Anyway, the film itself, a profoundly difficult thing to discuss in any way; too dull and mediocre to be interesting or interestingly bad, it is the most product-like piece of studio product that I have watched in what feels like a long time. We are first introduced to the world's smartest dog, Mr. Peabody (Ty Burrell), who quickly sketches the details of his life: he is the adopted father of a human boy, Sherman (Max Charles), and to ensure the child's education, he has invented a time machine called the WABAC. The two visit historical events and learn from them, while modestly or immodestly interacting with the historical players; and now Sherman is about to attend public school, where his inflated knowledge puts him at an academic advantage but a profound social disadvantage. Having gotten into a fight with tiny queen bee Penny Peterson (Ariel Winter) on the very first day, Sherman's future with a dog father is called into question by shrill social worker Ms. Grunion (Allison Janney), and hoping to quietly paper everything over, Mr. Peabody invites Penny's parents (Stephen Colbert and Leslie Mann) over for an exquisitely prepared dinner. During that dinner, Sherman and Penny end up traveling into the past and she gets lost in Egypt; thus an adventure begins, during which the adoptive father learns how to be more generous with his affections and allow the pleasant messiness of family life to creep into his immaculately composed domestic situation.

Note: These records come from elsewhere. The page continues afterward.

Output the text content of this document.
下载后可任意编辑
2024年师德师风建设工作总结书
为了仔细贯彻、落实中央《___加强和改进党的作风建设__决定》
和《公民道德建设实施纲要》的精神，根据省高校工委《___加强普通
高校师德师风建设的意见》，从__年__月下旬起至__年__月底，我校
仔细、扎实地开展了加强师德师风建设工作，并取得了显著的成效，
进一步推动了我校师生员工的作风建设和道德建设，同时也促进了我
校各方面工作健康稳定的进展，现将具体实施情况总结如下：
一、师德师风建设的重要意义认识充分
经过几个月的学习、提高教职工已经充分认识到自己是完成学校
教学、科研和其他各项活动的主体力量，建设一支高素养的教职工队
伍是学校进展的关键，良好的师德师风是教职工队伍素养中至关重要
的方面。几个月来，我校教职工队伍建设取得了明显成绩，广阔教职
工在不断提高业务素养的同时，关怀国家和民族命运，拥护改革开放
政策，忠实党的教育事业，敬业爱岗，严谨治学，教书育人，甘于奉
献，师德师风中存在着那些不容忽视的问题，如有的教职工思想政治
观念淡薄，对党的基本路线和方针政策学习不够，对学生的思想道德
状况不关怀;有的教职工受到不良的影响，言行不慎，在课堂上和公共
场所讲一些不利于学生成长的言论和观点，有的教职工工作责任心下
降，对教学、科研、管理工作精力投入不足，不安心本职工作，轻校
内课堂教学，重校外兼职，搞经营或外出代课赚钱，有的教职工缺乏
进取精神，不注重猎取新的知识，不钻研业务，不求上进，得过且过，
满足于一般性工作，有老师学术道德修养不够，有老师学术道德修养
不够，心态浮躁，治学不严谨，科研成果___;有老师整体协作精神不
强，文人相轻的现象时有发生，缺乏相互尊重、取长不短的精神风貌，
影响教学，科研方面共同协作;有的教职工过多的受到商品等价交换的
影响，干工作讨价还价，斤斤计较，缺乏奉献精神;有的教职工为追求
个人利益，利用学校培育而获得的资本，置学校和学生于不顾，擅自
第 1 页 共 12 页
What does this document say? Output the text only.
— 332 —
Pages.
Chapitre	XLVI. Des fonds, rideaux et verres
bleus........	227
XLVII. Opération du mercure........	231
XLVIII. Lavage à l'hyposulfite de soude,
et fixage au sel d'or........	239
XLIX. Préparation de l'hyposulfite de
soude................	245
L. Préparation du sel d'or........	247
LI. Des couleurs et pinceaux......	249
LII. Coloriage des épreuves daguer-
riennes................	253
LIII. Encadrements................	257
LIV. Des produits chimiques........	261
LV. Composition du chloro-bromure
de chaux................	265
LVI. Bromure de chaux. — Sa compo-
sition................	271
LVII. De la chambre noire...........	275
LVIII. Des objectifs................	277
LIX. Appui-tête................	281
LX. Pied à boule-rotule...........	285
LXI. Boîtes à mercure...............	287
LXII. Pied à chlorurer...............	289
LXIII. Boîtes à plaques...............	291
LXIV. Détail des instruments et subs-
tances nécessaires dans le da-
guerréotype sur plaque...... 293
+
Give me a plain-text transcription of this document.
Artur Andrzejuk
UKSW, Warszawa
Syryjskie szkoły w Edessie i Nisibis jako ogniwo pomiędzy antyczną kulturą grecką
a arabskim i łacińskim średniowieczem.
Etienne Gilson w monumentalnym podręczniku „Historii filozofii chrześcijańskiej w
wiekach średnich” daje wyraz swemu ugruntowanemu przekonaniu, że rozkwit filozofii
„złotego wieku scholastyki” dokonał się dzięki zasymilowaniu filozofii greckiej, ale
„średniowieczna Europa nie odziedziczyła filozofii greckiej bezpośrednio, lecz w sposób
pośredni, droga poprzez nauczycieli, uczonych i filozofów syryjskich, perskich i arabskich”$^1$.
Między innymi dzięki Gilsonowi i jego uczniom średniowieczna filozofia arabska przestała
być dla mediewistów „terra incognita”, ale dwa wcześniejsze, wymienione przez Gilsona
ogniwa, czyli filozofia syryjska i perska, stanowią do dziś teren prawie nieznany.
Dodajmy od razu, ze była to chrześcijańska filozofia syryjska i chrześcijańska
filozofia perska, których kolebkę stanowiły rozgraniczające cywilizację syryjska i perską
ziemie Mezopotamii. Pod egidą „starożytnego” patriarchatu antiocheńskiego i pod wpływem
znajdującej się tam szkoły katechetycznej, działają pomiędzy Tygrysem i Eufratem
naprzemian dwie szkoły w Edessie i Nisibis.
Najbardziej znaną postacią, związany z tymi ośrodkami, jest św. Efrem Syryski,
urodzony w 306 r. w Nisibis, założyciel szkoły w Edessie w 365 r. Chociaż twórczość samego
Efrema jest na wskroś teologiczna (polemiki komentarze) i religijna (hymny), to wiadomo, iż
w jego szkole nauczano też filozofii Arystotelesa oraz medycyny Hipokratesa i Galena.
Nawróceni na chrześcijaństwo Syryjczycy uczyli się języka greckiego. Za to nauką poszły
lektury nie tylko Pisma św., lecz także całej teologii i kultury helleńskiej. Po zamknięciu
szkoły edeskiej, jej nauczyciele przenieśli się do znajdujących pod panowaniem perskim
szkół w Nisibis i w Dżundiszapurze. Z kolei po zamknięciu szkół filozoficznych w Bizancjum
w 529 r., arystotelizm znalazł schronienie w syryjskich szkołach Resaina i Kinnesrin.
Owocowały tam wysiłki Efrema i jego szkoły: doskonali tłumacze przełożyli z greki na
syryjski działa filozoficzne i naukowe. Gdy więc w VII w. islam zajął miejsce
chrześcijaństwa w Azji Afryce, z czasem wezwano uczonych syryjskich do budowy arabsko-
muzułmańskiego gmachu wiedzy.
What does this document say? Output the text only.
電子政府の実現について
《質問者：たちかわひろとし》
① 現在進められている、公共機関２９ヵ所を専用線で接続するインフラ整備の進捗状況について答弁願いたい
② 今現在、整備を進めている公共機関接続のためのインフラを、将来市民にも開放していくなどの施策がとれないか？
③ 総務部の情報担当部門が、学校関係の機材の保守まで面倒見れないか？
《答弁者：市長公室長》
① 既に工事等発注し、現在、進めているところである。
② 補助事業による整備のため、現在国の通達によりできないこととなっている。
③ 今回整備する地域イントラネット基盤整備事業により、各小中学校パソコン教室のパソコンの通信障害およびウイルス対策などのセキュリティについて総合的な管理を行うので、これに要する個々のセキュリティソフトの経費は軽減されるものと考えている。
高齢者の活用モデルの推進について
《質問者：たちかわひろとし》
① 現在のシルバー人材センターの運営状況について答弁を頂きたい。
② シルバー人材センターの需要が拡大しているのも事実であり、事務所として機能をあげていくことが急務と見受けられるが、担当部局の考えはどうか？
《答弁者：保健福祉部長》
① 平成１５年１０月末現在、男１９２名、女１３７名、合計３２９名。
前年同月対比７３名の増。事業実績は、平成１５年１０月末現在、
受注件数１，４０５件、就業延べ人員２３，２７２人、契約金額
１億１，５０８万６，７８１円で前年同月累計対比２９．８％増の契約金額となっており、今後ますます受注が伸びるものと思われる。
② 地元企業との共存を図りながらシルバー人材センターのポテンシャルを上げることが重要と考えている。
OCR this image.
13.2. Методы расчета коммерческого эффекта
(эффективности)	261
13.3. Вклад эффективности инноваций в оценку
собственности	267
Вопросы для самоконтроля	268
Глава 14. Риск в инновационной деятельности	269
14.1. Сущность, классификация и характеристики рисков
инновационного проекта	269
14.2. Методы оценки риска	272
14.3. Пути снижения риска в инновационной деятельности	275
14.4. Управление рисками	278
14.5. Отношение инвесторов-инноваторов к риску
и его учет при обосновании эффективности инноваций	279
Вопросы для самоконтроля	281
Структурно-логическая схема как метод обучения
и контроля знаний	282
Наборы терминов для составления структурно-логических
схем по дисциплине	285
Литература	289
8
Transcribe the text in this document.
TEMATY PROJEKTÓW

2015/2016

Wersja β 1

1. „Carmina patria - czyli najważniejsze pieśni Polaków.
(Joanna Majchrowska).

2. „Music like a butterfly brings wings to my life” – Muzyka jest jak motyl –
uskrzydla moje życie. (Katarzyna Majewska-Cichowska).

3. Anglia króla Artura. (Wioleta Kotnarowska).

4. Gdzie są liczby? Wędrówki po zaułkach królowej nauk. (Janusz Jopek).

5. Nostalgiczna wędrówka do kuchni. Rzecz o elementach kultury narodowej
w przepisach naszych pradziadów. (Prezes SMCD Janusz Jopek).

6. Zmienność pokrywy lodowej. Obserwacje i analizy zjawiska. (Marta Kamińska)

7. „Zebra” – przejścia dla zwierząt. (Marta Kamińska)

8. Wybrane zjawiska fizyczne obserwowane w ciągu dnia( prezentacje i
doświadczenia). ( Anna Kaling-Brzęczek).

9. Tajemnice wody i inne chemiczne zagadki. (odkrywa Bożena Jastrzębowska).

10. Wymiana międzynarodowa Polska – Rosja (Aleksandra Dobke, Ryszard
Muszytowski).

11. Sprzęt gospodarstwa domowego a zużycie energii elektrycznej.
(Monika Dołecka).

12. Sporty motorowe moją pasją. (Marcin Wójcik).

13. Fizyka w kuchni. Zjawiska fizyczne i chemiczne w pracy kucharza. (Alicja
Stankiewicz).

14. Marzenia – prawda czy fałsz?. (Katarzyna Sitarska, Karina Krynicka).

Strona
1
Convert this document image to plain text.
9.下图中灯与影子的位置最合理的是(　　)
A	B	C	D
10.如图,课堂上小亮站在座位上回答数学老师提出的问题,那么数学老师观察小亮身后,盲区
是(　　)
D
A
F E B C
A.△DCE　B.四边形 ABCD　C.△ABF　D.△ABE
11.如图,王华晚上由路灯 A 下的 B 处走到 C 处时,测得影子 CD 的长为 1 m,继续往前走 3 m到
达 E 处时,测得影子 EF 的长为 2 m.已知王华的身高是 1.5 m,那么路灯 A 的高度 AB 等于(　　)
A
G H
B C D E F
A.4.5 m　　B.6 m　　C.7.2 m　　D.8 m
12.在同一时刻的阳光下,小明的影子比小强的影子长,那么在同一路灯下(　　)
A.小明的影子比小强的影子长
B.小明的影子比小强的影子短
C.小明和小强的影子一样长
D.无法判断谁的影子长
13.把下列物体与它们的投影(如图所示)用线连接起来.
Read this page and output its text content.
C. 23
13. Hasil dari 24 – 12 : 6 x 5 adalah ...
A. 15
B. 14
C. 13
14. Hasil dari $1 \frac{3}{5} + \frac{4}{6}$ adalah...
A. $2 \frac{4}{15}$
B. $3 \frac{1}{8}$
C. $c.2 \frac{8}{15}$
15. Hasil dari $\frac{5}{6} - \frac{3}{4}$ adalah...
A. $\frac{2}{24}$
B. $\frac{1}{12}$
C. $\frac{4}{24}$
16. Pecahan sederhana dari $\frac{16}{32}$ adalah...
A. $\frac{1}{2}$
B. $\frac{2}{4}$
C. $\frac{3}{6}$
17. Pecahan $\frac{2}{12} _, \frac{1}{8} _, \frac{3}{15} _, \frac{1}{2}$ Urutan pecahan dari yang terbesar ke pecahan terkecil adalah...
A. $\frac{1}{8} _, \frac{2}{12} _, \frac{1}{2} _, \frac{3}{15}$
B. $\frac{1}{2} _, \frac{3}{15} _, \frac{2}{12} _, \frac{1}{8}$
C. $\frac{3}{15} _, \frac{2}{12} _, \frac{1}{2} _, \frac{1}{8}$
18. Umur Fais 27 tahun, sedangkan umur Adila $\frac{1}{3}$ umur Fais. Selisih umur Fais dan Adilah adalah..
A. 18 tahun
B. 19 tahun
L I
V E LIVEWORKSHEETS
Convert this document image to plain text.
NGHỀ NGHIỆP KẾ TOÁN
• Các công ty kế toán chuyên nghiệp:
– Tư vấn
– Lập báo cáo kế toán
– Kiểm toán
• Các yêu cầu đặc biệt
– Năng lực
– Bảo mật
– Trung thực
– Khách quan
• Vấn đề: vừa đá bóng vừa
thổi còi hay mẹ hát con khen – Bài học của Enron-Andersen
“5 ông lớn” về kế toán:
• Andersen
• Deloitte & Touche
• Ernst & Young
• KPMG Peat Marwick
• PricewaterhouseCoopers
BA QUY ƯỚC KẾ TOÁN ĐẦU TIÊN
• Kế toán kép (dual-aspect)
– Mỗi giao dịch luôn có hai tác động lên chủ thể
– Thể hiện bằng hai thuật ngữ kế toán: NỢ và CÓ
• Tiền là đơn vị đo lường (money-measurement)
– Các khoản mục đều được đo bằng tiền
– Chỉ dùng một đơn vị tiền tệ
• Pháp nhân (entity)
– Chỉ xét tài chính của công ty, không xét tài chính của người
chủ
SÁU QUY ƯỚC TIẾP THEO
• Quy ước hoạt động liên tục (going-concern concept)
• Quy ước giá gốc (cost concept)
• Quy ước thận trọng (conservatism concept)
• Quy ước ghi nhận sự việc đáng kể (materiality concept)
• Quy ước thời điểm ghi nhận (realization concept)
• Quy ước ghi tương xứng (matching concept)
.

It's difficult to say which is more vexing: the strangely insistent "learn how to be a closer, more loving dad" theme, which can hardly be of primary interest to the child audience that the film obviously presumes for itself, or the descent into clattertrap science fiction boilerplate about rifts in the space-time continuum that turns the film's final act into something that is neither funny nor heartwarming like the rest of it tries to be, sometimes even succeeding. Both, at any rate, suggest that Mr. Peabody & Sherman began production and ended it without any clear sense of what it was supposed to be about and how: certainly, the notion that it was actually just supposed to be a redone version of a cartoon whose cultural cachet is certainly not at a high ebb with the children of the 2010s is quickly dashed, given that "Peabody's Improbable History" never came within a country mile of the twee sentiment of this film, with its vastly more prickly Peabody and the strong impression that Sherman was his human pet, not his adopted son. Though I will credit the film with this much: it manages some fine puns in homage to the groaning, tortured set-ups that were the original's raison d'ĂȘtre, and one - "You can't have your cake, and edict too" - could have come from one of the best of the 1960s shorts. Even if the film stomps all over it by having a Sherman who flatly declares "I don't get it" instead of adopting the justifiable look of disgust and shame with which the original Sherman typically responded to Peabody's jokes.

Beyond its ability or not to evoke a brand-name whose natural audience would consist primarily, I suspect, of people in their 60s, Mr. Peabody & Sherman is otherwise a film of the most steadily generic sort, no doubt a good exercise for DreamWorks's artists and technicians (it is a bright film and not unpleasant to look at, though the characters are somewhat more grotesque than expressive - the backgrounds, however, are generally breathtaking, contemporary New York and Renaissance Florence especially) to keep their talents sharpened for whatever more prestigious and ambitious project is coming down the line, but not something that cares to indulge in more than the most basic factory-produced CG animation. On the whole, it is less obnoxious than the studio's 2013 Turbo, but also less idiosyncratic and visually bent than their last March release, The Croods. It is perfectly safe, fitfully amusing, increasingly dull as it goes on, and hugely uninspired in virtually every way that an animated film can lack inspiration (there's a montage that's actually rather neat, using flatter, more impressionistic color and shading than the rest of the film, but it mostly calls attention to how limited the creativity is anywhere else). It is the sort of film where watching it and napping through it are both more or less equally pleasant, and in both cases it's a little difficult to remember anything about the experience once you're done with it.